I) The Marais
In the boulevard,
the flowers march by:
company yellow, company blue,
company purple.
The tulips glow in the soft drizzle,
dignified, nod slightly to each other
about that impertinent red
in their white rows.
Everything is magnified, exaggerated:
the boulevards, the gates, the Magnolia trees with
pink flowers, the size of a baby's head.
II)
Paris, wears improbable
beauty like a super model,
tilts her head coquettishly, fans
her dresses in the lime light,
her gardeners chase
rebellious leaves
that digress from the design.
III)
Beauty, here, is contagious, moistly airborn,
it spreads down acute and obtuse angles of streets,
as if the architects of Paris have all taken an oath:
never to create a right angle,
which is a common, vulgar form.
The wrought iron latticework,
made in flowers, ruffle and frills.
Here, even the protest mellows
and the graffiti on the walls rivals
modern works of art at the Pompidou Center.

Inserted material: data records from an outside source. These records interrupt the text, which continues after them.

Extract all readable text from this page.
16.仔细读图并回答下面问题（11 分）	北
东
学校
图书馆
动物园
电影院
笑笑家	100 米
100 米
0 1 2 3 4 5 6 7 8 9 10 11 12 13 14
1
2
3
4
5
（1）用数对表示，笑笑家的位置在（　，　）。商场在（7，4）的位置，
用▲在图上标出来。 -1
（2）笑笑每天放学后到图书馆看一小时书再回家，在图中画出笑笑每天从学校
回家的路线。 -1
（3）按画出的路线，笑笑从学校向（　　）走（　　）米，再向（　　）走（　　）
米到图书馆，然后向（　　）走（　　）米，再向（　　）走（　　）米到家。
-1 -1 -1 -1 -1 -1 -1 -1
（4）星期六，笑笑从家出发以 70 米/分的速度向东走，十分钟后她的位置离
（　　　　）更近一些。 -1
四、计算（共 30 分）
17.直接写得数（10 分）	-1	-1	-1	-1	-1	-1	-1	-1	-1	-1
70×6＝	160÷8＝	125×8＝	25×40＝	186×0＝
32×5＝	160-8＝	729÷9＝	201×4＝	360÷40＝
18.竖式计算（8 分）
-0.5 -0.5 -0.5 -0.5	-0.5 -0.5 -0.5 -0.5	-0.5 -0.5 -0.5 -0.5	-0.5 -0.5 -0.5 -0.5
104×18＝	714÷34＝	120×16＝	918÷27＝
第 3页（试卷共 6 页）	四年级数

IV) Hotel des Invalides (Napoleon's tomb)
"Delusion of grandeur" is redefined
in the massive marble coffin,
five Goliaths high and wide, made for
the corpse of one tiny emperor.
Above the coffin rises a golden dome, painted
sky blue with hovering cherubim, as if
the emperor had wished to establish his own
private entrance to the gates of heaven.
V) Chateau de Chambord
They say that Leonardo De Vinci himself
designed the double staircase as a spiral DNA.
The faces of the people going up and down
reflect in the square windows,
facing each other. The image of self forever
going up and down the ladder of life,
in the company of all the other angels,
just different aspects of you. Then
you look down, dizzy with height, you
see the stone under Jacob's head:
he's wearing your face.
VI)
Echoes of distant thunders roll down
the frozen marble halls, like the beat
of heavy-booted feet. Roaring peasants
once charged this empty shell of grandeur,
their faces knotted in fear and rage,
hearts toughened by the plough, intoxicated
with the pleasure of erasing
the haughty smile of their noble lord.
Under darkened sky the thunders chant
the holy trinity:
egalite, fraternite, liberte.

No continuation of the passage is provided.